In breve costoro, che sembrerebbero essere seguaci del gruppo denominato “Tartaria” (da medievista di scarso conto, io ero fermo all’agnello vegetale di Tartaria tratto dai bestiari del tempo e riportato anche da Jorge Luis Borges), sono dunque convinti assertori del fatto che il nostro mondo attuale sia dominato da occulti manovratori dediti al traffico di bambini. Che esista questo turpe commercio è purtroppo vero, ma per i seguaci di questa ideologia tutta la storia, così come noi la conosciamo, sarebbe un’immensa montatura. E forse alcune cose lo sono, si badi bene, soprattutto se andiamo a ritroso nel tempo oltre l’alba dell’uomo a noi nota, quando si giunge a quell’illud tempus o a quell’”età dei sogni” come la chiamano i nativi australiani. Purtroppo, in questo caso – ed ecco perché mi ricollego al capitolo del mio libro – le loro astruse considerazioni in campo artistico, confermano quanto sia culturalmente devastante l’assenza dell’insegnamento della storia dell’arte.

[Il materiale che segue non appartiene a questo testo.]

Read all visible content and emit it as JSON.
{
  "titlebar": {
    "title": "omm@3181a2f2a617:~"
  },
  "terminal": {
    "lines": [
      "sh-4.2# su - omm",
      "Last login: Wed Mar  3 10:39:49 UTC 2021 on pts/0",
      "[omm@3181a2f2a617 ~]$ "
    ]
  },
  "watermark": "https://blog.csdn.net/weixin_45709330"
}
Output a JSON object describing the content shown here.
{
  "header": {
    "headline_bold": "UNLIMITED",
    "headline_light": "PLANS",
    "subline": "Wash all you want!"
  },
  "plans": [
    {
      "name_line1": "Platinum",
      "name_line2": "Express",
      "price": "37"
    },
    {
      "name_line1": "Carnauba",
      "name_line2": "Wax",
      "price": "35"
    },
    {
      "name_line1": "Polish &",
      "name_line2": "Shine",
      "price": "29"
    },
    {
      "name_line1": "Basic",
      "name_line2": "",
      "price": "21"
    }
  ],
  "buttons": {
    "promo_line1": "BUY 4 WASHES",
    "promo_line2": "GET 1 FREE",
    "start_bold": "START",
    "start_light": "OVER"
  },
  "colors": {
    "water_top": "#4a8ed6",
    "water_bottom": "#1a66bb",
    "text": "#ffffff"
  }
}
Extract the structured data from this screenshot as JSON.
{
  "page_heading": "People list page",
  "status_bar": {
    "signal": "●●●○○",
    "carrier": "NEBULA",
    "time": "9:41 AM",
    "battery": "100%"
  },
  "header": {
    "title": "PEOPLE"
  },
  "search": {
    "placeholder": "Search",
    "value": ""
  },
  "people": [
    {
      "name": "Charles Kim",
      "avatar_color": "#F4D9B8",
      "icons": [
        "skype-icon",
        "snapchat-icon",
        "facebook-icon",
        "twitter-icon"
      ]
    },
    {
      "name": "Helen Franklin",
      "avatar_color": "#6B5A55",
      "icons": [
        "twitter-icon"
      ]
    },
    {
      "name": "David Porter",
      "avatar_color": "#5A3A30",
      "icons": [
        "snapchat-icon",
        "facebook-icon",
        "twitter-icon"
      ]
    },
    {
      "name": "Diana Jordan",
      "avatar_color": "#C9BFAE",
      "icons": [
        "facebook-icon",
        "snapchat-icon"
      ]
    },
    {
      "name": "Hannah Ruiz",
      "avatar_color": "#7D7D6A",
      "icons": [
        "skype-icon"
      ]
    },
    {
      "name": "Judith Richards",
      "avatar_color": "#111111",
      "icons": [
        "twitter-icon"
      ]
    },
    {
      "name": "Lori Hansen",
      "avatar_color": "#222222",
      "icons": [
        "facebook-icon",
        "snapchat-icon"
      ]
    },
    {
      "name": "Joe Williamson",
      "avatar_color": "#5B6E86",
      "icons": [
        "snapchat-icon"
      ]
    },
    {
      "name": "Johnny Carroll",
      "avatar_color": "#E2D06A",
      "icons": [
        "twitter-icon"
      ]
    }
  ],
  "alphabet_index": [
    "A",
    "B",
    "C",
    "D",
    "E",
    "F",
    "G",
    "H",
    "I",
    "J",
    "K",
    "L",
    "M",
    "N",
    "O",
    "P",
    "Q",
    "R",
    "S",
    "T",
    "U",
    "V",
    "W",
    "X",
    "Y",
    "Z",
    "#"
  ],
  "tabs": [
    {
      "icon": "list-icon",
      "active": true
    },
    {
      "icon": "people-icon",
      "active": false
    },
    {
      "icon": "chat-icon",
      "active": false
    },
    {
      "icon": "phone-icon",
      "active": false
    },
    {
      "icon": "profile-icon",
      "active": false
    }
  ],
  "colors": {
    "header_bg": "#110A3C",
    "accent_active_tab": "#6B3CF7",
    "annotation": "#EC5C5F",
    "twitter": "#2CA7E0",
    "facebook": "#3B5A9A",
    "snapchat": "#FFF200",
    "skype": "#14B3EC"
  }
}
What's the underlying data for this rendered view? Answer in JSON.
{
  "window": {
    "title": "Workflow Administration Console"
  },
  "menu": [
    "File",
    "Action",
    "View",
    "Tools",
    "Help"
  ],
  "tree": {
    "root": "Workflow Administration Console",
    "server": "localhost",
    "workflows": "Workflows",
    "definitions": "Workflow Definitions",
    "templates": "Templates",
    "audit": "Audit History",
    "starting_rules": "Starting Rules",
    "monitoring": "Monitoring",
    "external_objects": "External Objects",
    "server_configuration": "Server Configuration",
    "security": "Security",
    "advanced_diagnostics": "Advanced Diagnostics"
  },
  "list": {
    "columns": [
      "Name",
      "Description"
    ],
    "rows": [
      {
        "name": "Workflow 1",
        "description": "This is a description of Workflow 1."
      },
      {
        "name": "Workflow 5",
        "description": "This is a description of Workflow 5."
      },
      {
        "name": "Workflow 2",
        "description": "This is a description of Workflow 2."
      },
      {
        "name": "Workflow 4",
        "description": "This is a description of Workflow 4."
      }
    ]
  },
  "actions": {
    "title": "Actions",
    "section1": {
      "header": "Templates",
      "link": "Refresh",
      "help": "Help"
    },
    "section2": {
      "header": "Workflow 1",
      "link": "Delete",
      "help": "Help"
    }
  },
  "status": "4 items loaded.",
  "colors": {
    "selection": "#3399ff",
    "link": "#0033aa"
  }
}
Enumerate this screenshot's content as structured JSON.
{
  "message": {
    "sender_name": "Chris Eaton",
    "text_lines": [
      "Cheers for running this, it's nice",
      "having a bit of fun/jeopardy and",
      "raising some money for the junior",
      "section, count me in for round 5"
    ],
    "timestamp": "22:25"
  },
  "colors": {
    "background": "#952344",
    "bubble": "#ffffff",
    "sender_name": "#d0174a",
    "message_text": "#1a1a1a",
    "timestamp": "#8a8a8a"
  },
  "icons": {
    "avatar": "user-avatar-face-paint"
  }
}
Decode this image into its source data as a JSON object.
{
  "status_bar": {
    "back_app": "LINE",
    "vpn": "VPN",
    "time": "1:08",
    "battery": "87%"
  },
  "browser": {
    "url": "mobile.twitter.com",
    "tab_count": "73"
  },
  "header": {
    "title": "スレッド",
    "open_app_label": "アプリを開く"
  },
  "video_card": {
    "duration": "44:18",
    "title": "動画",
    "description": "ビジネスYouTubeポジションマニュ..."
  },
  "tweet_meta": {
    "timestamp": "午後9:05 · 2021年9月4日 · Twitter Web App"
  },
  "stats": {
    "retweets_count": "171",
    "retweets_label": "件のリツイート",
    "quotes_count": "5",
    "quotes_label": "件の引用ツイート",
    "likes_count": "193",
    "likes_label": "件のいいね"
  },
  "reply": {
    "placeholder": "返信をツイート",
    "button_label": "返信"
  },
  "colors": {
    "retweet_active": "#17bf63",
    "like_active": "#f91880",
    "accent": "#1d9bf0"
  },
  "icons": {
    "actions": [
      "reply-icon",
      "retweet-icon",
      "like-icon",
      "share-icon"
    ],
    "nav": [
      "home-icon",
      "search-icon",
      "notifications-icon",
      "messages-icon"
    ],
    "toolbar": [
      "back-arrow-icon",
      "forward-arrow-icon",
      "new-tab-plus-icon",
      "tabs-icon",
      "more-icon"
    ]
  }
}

Finché ci vogliamo divertire a speculare su Iperborea e Atlantide, sui signori della Fiamma e sui Nephilim va tutto bene, seppur anche qui con un giusto freno alla follia e al delirio, ma quando si va in territori storicamente accertati quali il nostro Rinascimento…ebbene, allora la pessima figura e il titolo d’ignoranti è certo. Infatti i nostri simpatici tartariani sostengono che le dimensioni sovrumane di molti dei nostri monumenti storici siano la prova dell’esistenza dei “giganti”. Peccato che queste affermazioni provino soltanto il fallimento dell’educazione scolastica di base di questo nostro Paese. Ma la vera perla di costoro è che il David di Michelangelo non sia reale né tale. A parte la confusione sull’autore in quanto alcuni lo attribuiscono a Donatello, ma si sa che distinguere le tartarughe ninja non sia sempre facile, altri sostengono che l’opera non sia stata foggiata dai muscoli, dal sudore e dalla fatica del genio fiorentino, ma sia stata realizzata mediante un non ben precisato calco del “gigante”, ottenuto colando nello stampo un altrettanto misterioso e ignoto “marmo liquido”. Insomma una specie di gigantesco art attack con resine epossidiche ai tempi del Cinquecento, in un contesto tra l’altro ampliamente documentato. Ma non c’è peggior cieco né peggior sordo. Anche qui, finché dissertiamo sul monolite di Baalbeck, sulle mura ciclopiche di Alatri, su Machu Picchu e su innumerevoli altri misteriosi luoghi della Terra, siamo nel lecito, ma profferire simili ridicole scempiaggini su Michelangelo in realtà non avrebbe dovuto neanche avere la dignità di spenderci il nostro tempo.